Con su esposo en prisión, su carrera en picada y su vida en riesgo, Amy no tuvo más remedio que internarse en la rehabilitación que tanto le repugnaba. Allí, pidió permiso para actuar en un concierto por el noventa cumpleaños de Nelson Mandela, al que había sido invitada antes de su crisis de salud. En 1984, en el mítico estadio de Wembley, miles de personas se habían reunido en un acto similar para demandar la liberación del por entonces encarcelado líder sudafricano. Esta era una ocasión especial y Amy se portó a la altura. En su discurso de agradecimiento, frente a un Hyde Park abarrotado de admiradores, Mandela dijo: ahora está en vuestras manos, ha llegado el momento de que nuevas manos soporten la carga. Sólo Dios sabe si Amy escuchó esas palabras, se supone que llegó minutos antes de su presentación y se marcho enseguida, para volver a su habitación en la clínica de rehabilitación, Madrid la esperaba y no podía darse el lujo de fallar. En todo caso, las de Amy son esas manos que deben soportar la carga. La carga de sobrevivir en público, perseguida, acosada, adorada, con la mitad del mundo esperando que de un paso en falso, para poder decir se los dije, y la otra mitad esperando que alcance la consagración absoluta. La carga de ser lo que el resto no pudo, una estrella, y curar con sus conquistas las frustraciones de los fanáticos, que viven a través de ella lo que no vivirán jamás por sí solos. La carga de vivir en una vitrina y no siempre estar de humor para visitas.

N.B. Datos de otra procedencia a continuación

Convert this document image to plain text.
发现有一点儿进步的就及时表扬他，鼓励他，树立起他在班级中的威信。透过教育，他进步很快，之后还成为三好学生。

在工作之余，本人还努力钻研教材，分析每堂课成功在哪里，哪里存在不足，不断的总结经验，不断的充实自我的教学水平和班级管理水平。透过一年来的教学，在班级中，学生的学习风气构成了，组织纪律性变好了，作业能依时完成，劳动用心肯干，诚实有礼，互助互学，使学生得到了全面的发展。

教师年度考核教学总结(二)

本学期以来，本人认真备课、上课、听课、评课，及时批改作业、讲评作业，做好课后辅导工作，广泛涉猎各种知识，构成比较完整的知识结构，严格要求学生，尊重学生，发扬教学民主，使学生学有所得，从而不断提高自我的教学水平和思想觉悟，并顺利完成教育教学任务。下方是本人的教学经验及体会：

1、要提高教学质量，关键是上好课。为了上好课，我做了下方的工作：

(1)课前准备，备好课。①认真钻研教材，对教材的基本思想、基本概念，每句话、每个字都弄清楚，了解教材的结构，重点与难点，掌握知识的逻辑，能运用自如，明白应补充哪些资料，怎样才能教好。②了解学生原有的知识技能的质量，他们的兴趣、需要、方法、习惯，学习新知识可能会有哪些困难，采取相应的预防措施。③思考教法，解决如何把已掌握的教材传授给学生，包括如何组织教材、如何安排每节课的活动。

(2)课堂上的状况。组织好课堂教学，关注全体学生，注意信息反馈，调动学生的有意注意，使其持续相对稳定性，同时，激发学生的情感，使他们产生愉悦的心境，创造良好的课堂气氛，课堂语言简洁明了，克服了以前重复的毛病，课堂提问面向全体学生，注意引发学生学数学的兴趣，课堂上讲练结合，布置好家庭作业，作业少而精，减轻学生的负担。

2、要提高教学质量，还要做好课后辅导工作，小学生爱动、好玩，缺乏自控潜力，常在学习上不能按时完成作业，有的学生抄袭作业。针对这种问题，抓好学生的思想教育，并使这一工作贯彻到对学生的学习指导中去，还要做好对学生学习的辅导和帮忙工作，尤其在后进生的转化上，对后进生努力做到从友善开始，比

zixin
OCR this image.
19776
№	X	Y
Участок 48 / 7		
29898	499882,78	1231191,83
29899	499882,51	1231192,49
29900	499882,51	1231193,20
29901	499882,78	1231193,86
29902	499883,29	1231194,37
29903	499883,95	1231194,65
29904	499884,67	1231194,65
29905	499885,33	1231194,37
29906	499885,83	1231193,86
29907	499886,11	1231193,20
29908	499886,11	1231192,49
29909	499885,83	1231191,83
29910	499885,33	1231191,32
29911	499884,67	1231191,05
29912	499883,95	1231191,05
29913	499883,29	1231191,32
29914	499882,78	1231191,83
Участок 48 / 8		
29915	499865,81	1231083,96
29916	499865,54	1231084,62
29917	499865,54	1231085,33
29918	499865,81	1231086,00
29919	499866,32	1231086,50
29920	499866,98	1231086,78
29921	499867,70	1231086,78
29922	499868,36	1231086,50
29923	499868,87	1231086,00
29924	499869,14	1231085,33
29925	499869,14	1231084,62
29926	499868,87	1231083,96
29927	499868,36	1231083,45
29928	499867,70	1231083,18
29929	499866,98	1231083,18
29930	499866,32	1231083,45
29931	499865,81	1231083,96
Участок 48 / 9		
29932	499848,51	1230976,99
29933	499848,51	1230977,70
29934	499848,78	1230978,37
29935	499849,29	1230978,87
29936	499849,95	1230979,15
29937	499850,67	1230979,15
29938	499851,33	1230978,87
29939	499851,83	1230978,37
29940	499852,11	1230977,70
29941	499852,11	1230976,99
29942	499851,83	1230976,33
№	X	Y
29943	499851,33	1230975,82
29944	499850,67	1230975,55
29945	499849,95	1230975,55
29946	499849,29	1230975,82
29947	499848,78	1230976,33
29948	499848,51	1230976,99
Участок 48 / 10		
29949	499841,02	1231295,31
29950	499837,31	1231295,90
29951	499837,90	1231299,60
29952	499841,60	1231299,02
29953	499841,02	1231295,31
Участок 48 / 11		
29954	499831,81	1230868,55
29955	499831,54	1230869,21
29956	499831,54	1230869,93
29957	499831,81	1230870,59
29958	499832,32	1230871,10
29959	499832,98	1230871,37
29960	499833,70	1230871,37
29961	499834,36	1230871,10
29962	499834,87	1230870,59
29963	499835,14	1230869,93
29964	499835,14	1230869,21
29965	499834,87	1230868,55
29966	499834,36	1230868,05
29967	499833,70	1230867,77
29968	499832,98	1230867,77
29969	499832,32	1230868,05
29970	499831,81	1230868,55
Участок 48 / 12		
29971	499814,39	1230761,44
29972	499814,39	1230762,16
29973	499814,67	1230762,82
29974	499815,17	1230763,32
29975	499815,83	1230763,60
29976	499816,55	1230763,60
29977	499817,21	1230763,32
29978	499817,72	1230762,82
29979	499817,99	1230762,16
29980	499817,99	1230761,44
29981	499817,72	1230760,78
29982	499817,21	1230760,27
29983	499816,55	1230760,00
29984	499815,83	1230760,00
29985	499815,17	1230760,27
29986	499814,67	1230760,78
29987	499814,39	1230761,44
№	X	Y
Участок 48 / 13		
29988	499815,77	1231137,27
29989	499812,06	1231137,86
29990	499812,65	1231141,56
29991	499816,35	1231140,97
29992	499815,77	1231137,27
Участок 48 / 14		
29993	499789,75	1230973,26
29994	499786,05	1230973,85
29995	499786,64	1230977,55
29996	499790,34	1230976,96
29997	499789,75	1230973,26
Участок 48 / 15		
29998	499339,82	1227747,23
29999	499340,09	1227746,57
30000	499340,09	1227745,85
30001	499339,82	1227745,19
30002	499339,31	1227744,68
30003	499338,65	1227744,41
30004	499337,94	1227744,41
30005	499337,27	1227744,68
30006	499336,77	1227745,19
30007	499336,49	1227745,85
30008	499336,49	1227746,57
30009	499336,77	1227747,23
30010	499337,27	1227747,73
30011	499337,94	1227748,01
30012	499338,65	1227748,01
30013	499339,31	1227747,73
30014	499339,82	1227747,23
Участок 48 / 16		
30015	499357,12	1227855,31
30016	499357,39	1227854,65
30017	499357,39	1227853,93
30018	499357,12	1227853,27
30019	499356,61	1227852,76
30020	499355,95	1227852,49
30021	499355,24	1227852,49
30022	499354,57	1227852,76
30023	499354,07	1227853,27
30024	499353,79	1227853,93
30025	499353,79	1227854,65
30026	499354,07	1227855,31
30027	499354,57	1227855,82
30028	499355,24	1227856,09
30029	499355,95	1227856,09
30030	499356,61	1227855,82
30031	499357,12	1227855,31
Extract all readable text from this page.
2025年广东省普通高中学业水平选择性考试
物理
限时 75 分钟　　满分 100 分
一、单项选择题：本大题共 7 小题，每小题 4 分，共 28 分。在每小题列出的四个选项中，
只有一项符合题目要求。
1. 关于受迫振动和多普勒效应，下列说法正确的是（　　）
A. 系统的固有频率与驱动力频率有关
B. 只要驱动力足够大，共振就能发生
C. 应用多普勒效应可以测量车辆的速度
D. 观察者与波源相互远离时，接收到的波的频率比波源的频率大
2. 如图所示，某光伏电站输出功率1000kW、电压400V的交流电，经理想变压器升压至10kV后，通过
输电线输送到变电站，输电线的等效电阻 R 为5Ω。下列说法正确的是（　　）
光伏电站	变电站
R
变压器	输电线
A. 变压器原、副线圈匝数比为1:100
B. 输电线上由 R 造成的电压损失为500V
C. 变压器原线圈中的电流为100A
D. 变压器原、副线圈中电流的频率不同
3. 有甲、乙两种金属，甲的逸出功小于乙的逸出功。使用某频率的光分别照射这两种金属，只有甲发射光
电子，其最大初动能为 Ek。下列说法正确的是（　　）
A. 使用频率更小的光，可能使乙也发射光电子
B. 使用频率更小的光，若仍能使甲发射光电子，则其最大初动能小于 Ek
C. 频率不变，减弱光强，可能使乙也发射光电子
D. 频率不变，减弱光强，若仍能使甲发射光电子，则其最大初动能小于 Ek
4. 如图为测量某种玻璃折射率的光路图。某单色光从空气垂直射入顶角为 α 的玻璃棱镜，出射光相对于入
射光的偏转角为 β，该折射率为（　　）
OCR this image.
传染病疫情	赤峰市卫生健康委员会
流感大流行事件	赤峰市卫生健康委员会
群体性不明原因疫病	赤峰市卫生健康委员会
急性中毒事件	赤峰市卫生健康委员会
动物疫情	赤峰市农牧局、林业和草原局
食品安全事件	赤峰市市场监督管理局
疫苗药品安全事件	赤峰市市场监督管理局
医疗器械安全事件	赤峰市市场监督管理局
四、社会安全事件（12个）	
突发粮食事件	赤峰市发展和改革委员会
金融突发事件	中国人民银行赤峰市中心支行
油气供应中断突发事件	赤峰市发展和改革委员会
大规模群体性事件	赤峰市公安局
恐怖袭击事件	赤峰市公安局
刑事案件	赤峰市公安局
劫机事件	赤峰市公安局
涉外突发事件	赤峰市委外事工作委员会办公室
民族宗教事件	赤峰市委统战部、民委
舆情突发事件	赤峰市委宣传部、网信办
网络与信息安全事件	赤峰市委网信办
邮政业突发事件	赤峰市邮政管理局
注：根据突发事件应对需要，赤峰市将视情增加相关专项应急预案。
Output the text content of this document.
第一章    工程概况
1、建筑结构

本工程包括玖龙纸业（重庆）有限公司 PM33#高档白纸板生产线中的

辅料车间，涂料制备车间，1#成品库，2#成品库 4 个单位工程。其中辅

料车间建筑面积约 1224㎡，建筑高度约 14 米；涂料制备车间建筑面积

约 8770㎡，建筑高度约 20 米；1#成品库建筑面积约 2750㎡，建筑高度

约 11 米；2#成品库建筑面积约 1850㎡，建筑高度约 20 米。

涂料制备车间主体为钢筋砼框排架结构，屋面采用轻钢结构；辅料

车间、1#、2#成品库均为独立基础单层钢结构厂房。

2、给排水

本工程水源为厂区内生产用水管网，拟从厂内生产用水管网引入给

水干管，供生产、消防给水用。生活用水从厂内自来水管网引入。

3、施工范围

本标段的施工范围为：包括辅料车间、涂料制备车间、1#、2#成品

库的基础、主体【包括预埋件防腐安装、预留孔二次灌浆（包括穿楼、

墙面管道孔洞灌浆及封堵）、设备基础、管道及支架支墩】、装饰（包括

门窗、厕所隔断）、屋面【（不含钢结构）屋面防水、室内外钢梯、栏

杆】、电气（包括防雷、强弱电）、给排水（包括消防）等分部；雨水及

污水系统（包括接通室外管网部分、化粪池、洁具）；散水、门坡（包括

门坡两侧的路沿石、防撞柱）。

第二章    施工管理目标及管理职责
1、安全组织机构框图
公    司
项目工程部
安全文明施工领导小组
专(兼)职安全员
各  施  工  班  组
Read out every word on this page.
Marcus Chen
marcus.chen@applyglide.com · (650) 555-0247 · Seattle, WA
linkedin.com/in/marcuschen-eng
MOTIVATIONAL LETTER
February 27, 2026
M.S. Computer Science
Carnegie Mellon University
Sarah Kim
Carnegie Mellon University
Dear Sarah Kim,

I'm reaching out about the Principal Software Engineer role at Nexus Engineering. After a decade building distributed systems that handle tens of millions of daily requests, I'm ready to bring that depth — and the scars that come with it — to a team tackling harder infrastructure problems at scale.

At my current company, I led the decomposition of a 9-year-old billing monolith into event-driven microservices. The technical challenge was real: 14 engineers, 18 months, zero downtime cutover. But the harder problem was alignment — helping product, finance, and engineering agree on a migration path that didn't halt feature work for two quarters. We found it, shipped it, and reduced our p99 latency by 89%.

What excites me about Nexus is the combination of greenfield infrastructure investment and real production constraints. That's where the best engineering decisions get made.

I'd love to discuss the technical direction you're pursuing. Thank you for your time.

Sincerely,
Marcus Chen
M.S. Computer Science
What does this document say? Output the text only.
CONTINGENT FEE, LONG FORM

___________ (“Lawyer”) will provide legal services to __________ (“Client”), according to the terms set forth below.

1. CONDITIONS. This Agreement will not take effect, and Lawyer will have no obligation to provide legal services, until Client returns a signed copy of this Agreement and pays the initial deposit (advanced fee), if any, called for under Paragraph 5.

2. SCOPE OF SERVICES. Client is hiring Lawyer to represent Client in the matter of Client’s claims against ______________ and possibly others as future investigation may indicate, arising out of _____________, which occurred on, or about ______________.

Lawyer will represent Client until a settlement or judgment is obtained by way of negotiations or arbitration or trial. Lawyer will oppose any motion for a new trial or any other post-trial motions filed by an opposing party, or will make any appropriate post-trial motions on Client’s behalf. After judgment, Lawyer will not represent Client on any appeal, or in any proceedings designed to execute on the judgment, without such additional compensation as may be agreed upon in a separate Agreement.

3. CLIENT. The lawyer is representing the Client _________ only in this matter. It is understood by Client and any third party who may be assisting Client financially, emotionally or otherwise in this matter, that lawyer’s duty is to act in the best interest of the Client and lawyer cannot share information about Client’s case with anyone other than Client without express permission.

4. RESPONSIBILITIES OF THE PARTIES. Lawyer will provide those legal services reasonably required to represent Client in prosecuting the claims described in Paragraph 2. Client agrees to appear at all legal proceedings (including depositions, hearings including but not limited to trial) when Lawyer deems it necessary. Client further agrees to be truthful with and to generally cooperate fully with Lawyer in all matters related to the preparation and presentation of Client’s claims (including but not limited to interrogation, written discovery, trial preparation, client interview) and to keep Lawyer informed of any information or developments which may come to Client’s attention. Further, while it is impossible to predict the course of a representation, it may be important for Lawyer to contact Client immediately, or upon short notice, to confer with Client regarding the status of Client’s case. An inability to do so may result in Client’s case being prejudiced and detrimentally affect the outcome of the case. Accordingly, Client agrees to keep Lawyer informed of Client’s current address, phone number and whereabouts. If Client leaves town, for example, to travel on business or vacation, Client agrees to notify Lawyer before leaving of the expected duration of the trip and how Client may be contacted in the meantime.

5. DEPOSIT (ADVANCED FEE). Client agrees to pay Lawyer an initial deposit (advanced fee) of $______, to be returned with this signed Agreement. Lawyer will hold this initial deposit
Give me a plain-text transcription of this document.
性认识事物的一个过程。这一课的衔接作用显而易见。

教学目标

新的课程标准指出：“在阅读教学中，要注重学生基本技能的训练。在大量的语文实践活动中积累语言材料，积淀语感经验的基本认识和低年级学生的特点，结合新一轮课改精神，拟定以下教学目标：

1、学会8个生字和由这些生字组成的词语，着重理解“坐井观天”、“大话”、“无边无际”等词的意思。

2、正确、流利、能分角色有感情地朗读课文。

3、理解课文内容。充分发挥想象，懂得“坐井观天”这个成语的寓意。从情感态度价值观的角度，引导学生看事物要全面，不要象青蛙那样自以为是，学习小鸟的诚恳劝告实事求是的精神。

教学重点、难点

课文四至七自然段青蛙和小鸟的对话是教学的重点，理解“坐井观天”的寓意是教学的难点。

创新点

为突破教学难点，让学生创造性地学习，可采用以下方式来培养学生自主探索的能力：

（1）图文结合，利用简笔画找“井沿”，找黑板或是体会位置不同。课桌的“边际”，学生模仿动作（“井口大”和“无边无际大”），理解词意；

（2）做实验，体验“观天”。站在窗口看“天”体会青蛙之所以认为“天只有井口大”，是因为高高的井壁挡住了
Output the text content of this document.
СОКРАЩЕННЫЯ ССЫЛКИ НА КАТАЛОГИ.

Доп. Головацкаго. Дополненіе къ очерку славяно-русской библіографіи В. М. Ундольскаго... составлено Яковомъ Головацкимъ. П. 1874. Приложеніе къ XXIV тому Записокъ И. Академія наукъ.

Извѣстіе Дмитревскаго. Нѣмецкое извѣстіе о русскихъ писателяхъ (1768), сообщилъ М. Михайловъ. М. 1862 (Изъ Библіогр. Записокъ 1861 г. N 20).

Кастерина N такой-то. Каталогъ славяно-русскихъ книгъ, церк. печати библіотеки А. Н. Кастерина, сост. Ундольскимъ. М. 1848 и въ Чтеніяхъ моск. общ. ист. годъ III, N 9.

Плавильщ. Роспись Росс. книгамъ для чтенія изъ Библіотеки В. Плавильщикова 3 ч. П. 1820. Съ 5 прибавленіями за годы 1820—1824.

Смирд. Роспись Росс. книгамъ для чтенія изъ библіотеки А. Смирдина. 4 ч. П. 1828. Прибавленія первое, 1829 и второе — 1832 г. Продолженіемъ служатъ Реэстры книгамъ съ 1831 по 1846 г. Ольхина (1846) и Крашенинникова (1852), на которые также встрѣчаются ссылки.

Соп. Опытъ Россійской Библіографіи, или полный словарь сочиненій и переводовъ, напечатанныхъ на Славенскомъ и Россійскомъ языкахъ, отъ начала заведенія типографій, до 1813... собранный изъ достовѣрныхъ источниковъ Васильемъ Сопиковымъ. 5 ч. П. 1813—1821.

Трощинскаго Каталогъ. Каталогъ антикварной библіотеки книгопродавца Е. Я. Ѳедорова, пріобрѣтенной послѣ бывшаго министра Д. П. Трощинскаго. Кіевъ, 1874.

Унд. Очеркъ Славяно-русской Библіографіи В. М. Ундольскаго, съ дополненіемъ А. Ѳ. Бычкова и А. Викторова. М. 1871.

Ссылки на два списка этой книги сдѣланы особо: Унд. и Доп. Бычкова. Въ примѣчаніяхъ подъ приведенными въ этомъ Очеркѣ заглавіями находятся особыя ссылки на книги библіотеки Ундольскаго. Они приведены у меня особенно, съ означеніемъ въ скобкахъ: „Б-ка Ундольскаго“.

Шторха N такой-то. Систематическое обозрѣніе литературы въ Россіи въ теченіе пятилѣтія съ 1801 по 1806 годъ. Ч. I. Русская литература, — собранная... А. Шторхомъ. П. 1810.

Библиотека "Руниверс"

Amy Winehouse ya tiene su estatua de cera, tamaño real, en el Museo de Madame Tussaud de Londres. Los estudiantes de último año de cultura inglesa de la universidad de Cambridge, en su examen final de crítica práctica, deben comparar las letras de Amy con los poemas de Walter Raleigh (pirata y aventurero que vivió durante el reinado de Isabel I, a quien cortejaba con sus versos) En la era de la piratería y las descargas digitales, Winehouse ha vendido más de cinco millones de discos en todo el mundo. Se estima que cobra medio millón de euros por presentación y que su fortuna personal supera los diez millones de euros. Nadie sabe cuándo acabará todo esto. Si muere joven, acaso sin llegar al tercer disco, Amy Winehouse será más poderosa que todas las cantantes de su tiempo. Habíamos agachado la cabeza, resignándonos a ídolos no retornables hechos a la medida en reality shows. Y se hizo la luz con una cantante que se cae y se levanta y se revuelca y se enloda y vuelve a pararse, como todos nosotros, en el mejor de los casos.